Er zijn twee soorten plaveiselepitheel:
- Eenlagig plaveisel epitheel: Deze wordt aangetroffen op plaatsen waar een hoge doorlaatbaarheid voor vloeistoffen en gassen nodig is. Dit epitheel bestaat zoals de naam al zegt maar uit een laag cellen. Het is bijvoorbeeld te vinden in de longblaasjes die zuurstof en koolstofdioxide uitwisselen met de longhaarvaten.
- Meerlagig plaveisel epitheel: Deze bestaat uit meerdere lagen cellen. Naar de oppervlakte toe worden de cellen steeds platter. Uiteindelijk worden ze als schilvers van de rest van het epitheel afgestoten.

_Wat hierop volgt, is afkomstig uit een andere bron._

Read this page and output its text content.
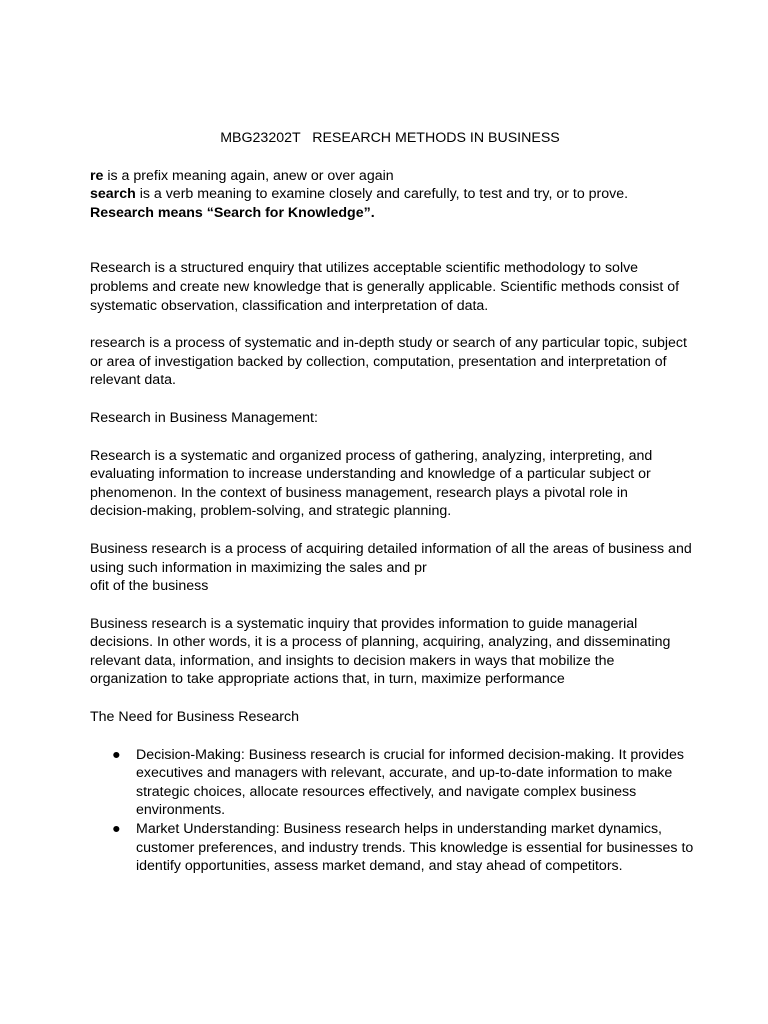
MBG23202T   RESEARCH METHODS IN BUSINESS

re is a prefix meaning again, anew or over again

search is a verb meaning to examine closely and carefully, to test and try, or to prove.

Research means “Search for Knowledge”.

Research is a structured enquiry that utilizes acceptable scientific methodology to solve
problems and create new knowledge that is generally applicable. Scientific methods consist of
systematic observation, classification and interpretation of data.

research is a process of systematic and in-depth study or search of any particular topic, subject
or area of investigation backed by collection, computation, presentation and interpretation of
relevant data.

Research in Business Management:

Research is a systematic and organized process of gathering, analyzing, interpreting, and
evaluating information to increase understanding and knowledge of a particular subject or
phenomenon. In the context of business management, research plays a pivotal role in
decision-making, problem-solving, and strategic planning.

Business research is a process of acquiring detailed information of all the areas of business and
using such information in maximizing the sales and pr
ofit of the business

Business research is a systematic inquiry that provides information to guide managerial
decisions. In other words, it is a process of planning, acquiring, analyzing, and disseminating
relevant data, information, and insights to decision makers in ways that mobilize the
organization to take appropriate actions that, in turn, maximize performance

The Need for Business Research

● Decision-Making: Business research is crucial for informed decision-making. It provides
executives and managers with relevant, accurate, and up-to-date information to make
strategic choices, allocate resources effectively, and navigate complex business
environments.
● Market Understanding: Business research helps in understanding market dynamics,
customer preferences, and industry trends. This knowledge is essential for businesses to
identify opportunities, assess market demand, and stay ahead of competitors.
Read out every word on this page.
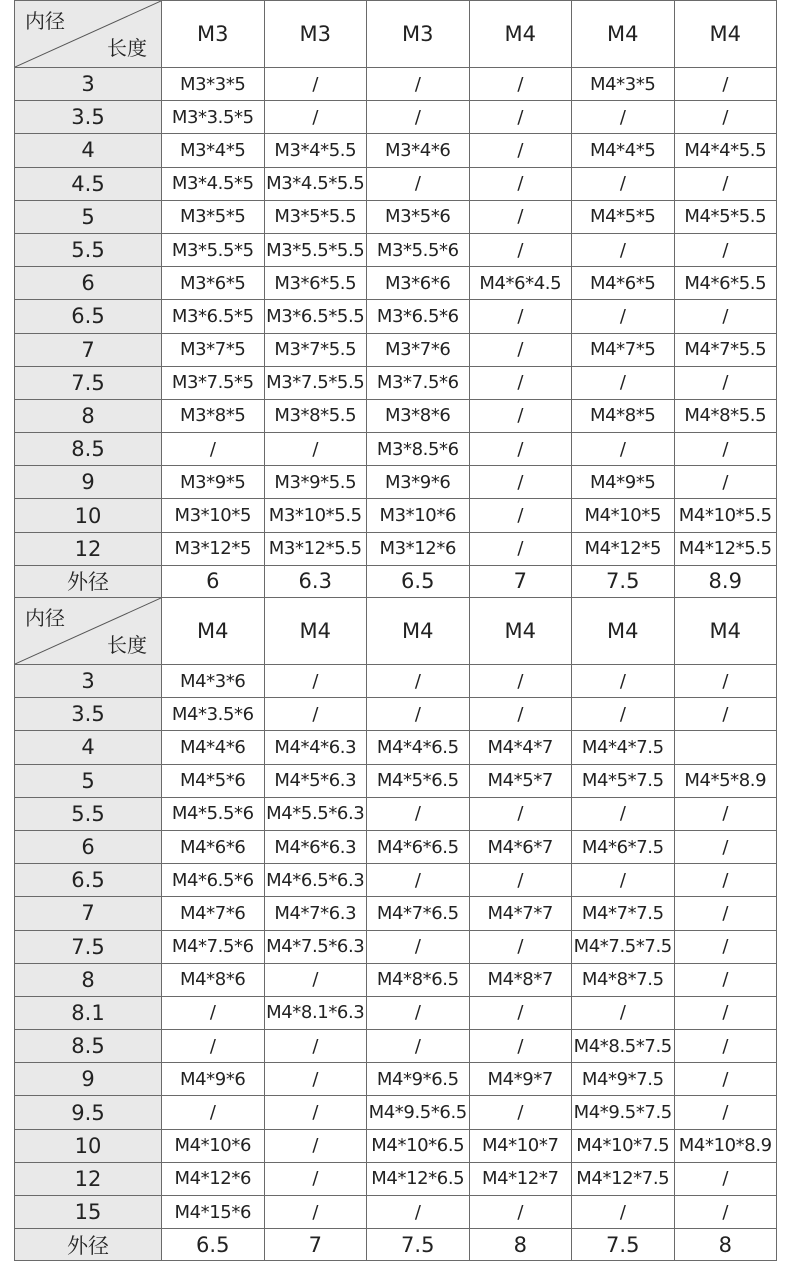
内径
长度	M3	M3	M3	M4	M4	M4
3	M3*3*5	/	/	/	M4*3*5	/
3.5	M3*3.5*5	/	/	/	/	/
4	M3*4*5	M3*4*5.5	M3*4*6	/	M4*4*5	M4*4*5.5
4.5	M3*4.5*5	M3*4.5*5.5	/	/	/	/
5	M3*5*5	M3*5*5.5	M3*5*6	/	M4*5*5	M4*5*5.5
5.5	M3*5.5*5	M3*5.5*5.5	M3*5.5*6	/	/	/
6	M3*6*5	M3*6*5.5	M3*6*6	M4*6*4.5	M4*6*5	M4*6*5.5
6.5	M3*6.5*5	M3*6.5*5.5	M3*6.5*6	/	/	/
7	M3*7*5	M3*7*5.5	M3*7*6	/	M4*7*5	M4*7*5.5
7.5	M3*7.5*5	M3*7.5*5.5	M3*7.5*6	/	/	/
8	M3*8*5	M3*8*5.5	M3*8*6	/	M4*8*5	M4*8*5.5
8.5	/	/	M3*8.5*6	/	/	/
9	M3*9*5	M3*9*5.5	M3*9*6	/	M4*9*5	/
10	M3*10*5	M3*10*5.5	M3*10*6	/	M4*10*5	M4*10*5.5
12	M3*12*5	M3*12*5.5	M3*12*6	/	M4*12*5	M4*12*5.5
外径	6	6.3	6.5	7	7.5	8.9
内径
长度	M4	M4	M4	M4	M4	M4
3	M4*3*6	/	/	/	/	/
3.5	M4*3.5*6	/	/	/	/	/
4	M4*4*6	M4*4*6.3	M4*4*6.5	M4*4*7	M4*4*7.5	
5	M4*5*6	M4*5*6.3	M4*5*6.5	M4*5*7	M4*5*7.5	M4*5*8.9
5.5	M4*5.5*6	M4*5.5*6.3	/	/	/	/
6	M4*6*6	M4*6*6.3	M4*6*6.5	M4*6*7	M4*6*7.5	/
6.5	M4*6.5*6	M4*6.5*6.3	/	/	/	/
7	M4*7*6	M4*7*6.3	M4*7*6.5	M4*7*7	M4*7*7.5	/
7.5	M4*7.5*6	M4*7.5*6.3	/	/	M4*7.5*7.5	/
8	M4*8*6	/	M4*8*6.5	M4*8*7	M4*8*7.5	/
8.1	/	M4*8.1*6.3	/	/	/	/
8.5	/	/	/	/	M4*8.5*7.5	/
9	M4*9*6	/	M4*9*6.5	M4*9*7	M4*9*7.5	/
9.5	/	/	M4*9.5*6.5	/	M4*9.5*7.5	/
10	M4*10*6	/	M4*10*6.5	M4*10*7	M4*10*7.5	M4*10*8.9
12	M4*12*6	/	M4*12*6.5	M4*12*7	M4*12*7.5	/
15	M4*15*6	/	/	/	/	/
外径	6.5	7	7.5	8	7.5	8
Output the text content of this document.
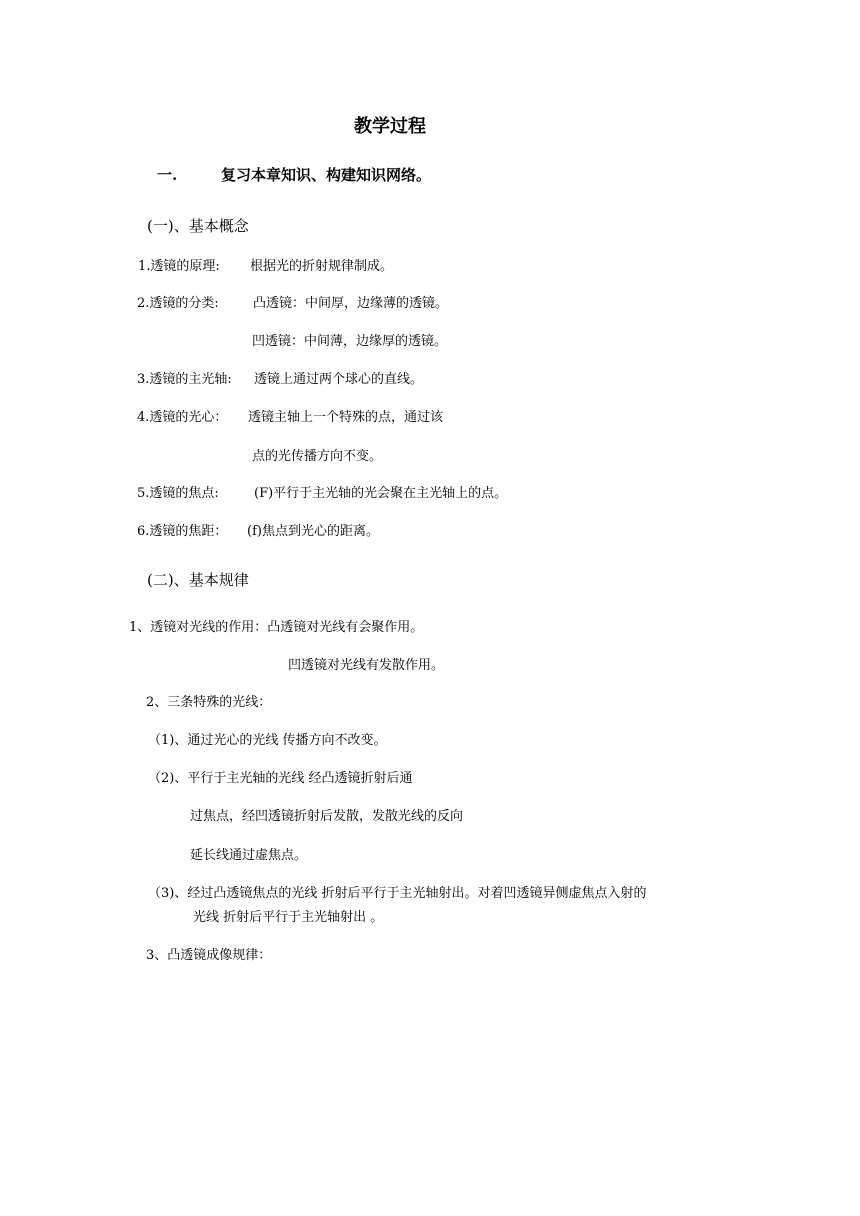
教学过程
一.	复习本章知识、构建知识网络。
(一)、基本概念
1.透镜的原理: 根据光的折射规律制成。
2.透镜的分类:	凸透镜：中间厚，边缘薄的透镜。
凹透镜：中间薄，边缘厚的透镜。
3.透镜的主光轴: 透镜上通过两个球心的直线。
4.透镜的光心： 透镜主轴上一个特殊的点，通过该
点的光传播方向不变。
5.透镜的焦点:	(F)平行于主光轴的光会聚在主光轴上的点。
6.透镜的焦距： (f)焦点到光心的距离。
(二)、基本规律
1、透镜对光线的作用：凸透镜对光线有会聚作用。
凹透镜对光线有发散作用。
2、三条特殊的光线：
（1)、通过光心的光线 传播方向不改变。
（2)、平行于主光轴的光线 经凸透镜折射后通
过焦点，经凹透镜折射后发散，发散光线的反向
延长线通过虚焦点。
（3)、经过凸透镜焦点的光线 折射后平行于主光轴射出。对着凹透镜异侧虚焦点入射的
光线 折射后平行于主光轴射出 。
3、凸透镜成像规律：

Er worden onderaan (aan de basis) steeds weer opnieuw cellen gevormd.
Het meerlagig epitheel kunnen we ook weer in twee soorten onderverdelen: Het meerlagig afgeplat verhoornd epitheel en meerlagig afgeplat niet-verhoornd epitheel.
Meerlaging afgeplat verhoornd epitheel
De cellen gaan naarmate ze verder naar het oppervlakte toe liggen steeds meer keratine opnemen (hoornstof). Het verhoornde, zeer droge oppervlak dat hierdoor ontstaat wordt soepel gehouden door talg. Talg wordt geproduceerd in talgkliertjes die net onder de huid zitten. Men vindt dit verhoornde epitheel vooral terug in de opperhuid.
Meerlagig afgeplat niet-verhoornd epitheel
Deze cellen worden vochtig gehouden door enkele klierproducten. We vinden dit epitheel terug in onze slijmvliezen. Bijvoorbeeld in de mond, slokdarm en vagina.
Kubisch epitheel
Deze cellen lijken, zoals de naam ook al zegt, op kubussen. Deze cellen hebben een ronde kern. Kubisch epitheel kunnen we ook onderverdelen in twee verschillende soorten.
- Eenlagig kubisch epitheel: Dit komt vooral voor op plaatsen waar secretie en afgifte van stoffen een erg belangrijke rol speelt. Eenlagig kubisch epitheel komt onder andere voor in nefronen en in de eierstokken.
- Meerlagig kubisch epitheel: Hiervan is de belangrijkste taak bescherming.
Cilindrisch epitheel
Deze cellen hebben langgerekte kernen. Ze staan loodrecht op de basale membraan. In sommige functies bevatten de cilindrische epitheelcellen ook trilharen, dit noemen we dan trilhaarepitheel. In dit soort epitheel bevinden zich slijmbekercellen. Deze cellen produceren slijm en brengen het naar buiten de cel. De trilharen bevinden zich ook buiten op de wand van de cel. De trilharen en het slijm zorgen er samen voor dat bacteriën en vuil buiten gehouden worden/ niet verder kunnen. Trilhaarepitheel bevindt zich onder andere in de neusholte, de luchtwegen, de eileiders en het middenoor.
Klierepitheel
Klierepithelen zijn gespecialiseerd in secretie. Hierbij zullen kliercellen secretie producten, zoals zweet en talg, aanmaken en afgeven. Ook hormonen en verteringsenzymes worden aangemaakt door de kliercellen. Kliercellen kunnen voorkomen als eencellige klieren of als meercellige klieren. De schildklier en de speekselklier zijn voorbeelden van meercellige klieren.
Je kunt ook een opdeling maken in exocriene en endocriene klieren. Bij exocriene klieren zullen de secretie producten de buitenwereld nog steeds kunnen bereiken via afvoergangetjes. Bij endocriene klieren gaat de oorspronkelijke verbinding verloren en zullen de secretie producten via diffusie terecht komen in extracellulair vocht. Hierna worden de stoffen weggevoerd via de bloedbaan.